父親が騎士団長を更迭された代わりって、あんまり良い意味じゃないよね。自力ではなく、政治的配慮で栄転って事は、微妙にプライドを刺激されるんじゃないか?
「失礼、聖女様にご挨拶を申し上げたいのだが、そこを退いてもらえないだろうか」
わたしの目の前のシリンさんに言ったものか。気遣うような視線をわたしに向けて、仕方なさそうにシリンさんが脇に避ける。
でもわたしの護衛騎士はまだイリアさんとミラさんもいる。2人が逆にずいっと前に出て、ジェラルド様を包囲する。
で、わたしはというと、心とは裏腹に、じりじりと後退る。
だってでかいんだもん。さすが騎士の家系の成人男子。サリエル様でも怖いと思ったのに、無理!
「え、あの、聖女様?」
「申し訳ございません、ジェラルド卿。アリス様は成人男子を怖がる向きがございます。挨拶ならば、これくらいの距離を保っていただきます」
シリウス様は更に一歩わたしを下がらせた。たぶん、3メートル以上離れている。
もちろんわたしはシールドを張ってるよ。
ジェラルド様は呆気に取られていたようだけど、仕方なさそうにその場に留まった。
「ミンツ侯爵家嫡男ジェラルドにございます。ご尊顔を拝謁出来、この上ない喜びでございます」
「初めてお目にかかります、アリス・ロイドでございます。弟君のピエール様には護衛をして頂き、大変お世話になっております」
「愚弟がお役に立てているならば何よりでございます。しかしながら、この度お手を取ったのは、我が愚弟ではなくハノーヴァ家のご子息ですか」
意味ありげにシリウス様をちらりと見る、その目つきがちょっと癇に障った。
それに「愚弟」を連呼しないでよ! ピエール様は優秀なんだからね!
わたしが眉を顰めると、ここですっとビアンカ様がヘンリー様を伴って前に出た。
「ミンツ様、リリアン様、ご婚約おめでとうございます」
キラキラのご令嬢スマイルでお祝いを述べると、ジェラルド様はともかく、リリアン先輩はふと顔を背けてしまった。まあ心情は察するけどね。

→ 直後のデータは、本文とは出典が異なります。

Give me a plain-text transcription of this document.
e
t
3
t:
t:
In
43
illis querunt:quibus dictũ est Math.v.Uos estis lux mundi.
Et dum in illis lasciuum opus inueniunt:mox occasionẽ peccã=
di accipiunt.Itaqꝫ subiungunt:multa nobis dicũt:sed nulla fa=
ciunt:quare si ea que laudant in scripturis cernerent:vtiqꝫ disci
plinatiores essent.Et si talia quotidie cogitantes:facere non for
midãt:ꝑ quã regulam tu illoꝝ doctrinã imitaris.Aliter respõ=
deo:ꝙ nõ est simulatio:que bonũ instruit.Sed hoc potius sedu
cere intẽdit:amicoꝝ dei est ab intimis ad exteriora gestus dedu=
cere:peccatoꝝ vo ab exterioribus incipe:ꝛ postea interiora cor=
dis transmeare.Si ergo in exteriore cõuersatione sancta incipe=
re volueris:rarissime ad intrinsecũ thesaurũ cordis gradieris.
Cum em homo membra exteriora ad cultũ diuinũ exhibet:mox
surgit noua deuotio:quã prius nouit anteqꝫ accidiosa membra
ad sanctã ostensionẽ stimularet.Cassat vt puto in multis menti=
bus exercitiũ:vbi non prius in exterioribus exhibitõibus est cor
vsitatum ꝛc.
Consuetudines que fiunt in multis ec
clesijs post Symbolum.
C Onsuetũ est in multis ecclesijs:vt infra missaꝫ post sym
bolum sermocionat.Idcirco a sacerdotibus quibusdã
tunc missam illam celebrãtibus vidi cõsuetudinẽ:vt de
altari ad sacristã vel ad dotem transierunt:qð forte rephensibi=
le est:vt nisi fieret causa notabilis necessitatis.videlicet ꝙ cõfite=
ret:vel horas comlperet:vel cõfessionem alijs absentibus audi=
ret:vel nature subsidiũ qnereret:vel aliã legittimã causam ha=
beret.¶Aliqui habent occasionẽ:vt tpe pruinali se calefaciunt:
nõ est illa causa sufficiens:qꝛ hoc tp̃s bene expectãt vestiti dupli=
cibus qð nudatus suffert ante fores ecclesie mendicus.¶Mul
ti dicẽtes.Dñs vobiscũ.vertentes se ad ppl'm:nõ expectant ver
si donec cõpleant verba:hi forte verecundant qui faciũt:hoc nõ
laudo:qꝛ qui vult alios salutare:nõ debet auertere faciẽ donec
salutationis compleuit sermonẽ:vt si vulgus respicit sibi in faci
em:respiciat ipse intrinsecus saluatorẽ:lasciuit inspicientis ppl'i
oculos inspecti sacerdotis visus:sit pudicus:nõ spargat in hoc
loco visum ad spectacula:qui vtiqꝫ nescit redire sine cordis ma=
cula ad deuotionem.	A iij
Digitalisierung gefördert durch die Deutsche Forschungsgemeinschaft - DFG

「これはサザーランド公爵令嬢、ありがとうございます」
「もう、兄上! ちゃんとリリアン様をご紹介してくださいませ」
今度はずいっと妹ちゃんが前に出た。
わたしの前には人垣が出来、シリウス様はわたしの手を引いて、その場を遠ざかる。
もしや、皆さん、防壁になってくれたんでしょうか。
貴公子スマイルを浮かべたシリウス様が、寄ってくる令息や令嬢を適当にあしらいながら、庭園の外れ、離宮の裏側方向まで誘ってくれた。
花咲く生け垣が、少し低めの壁になっていて、メイン会場からは影になっている。
「疲れただろう? 控室の状況を確認してくるので、ここで少し待っていてくれ」
あ、普段の口調に戻った。うん、こっちの方が落ち着くわ。
シリウス様が立ち去ると、すぐに護衛騎士たちがわたしを包囲する。わたしは更にその外側までをシールドで覆った。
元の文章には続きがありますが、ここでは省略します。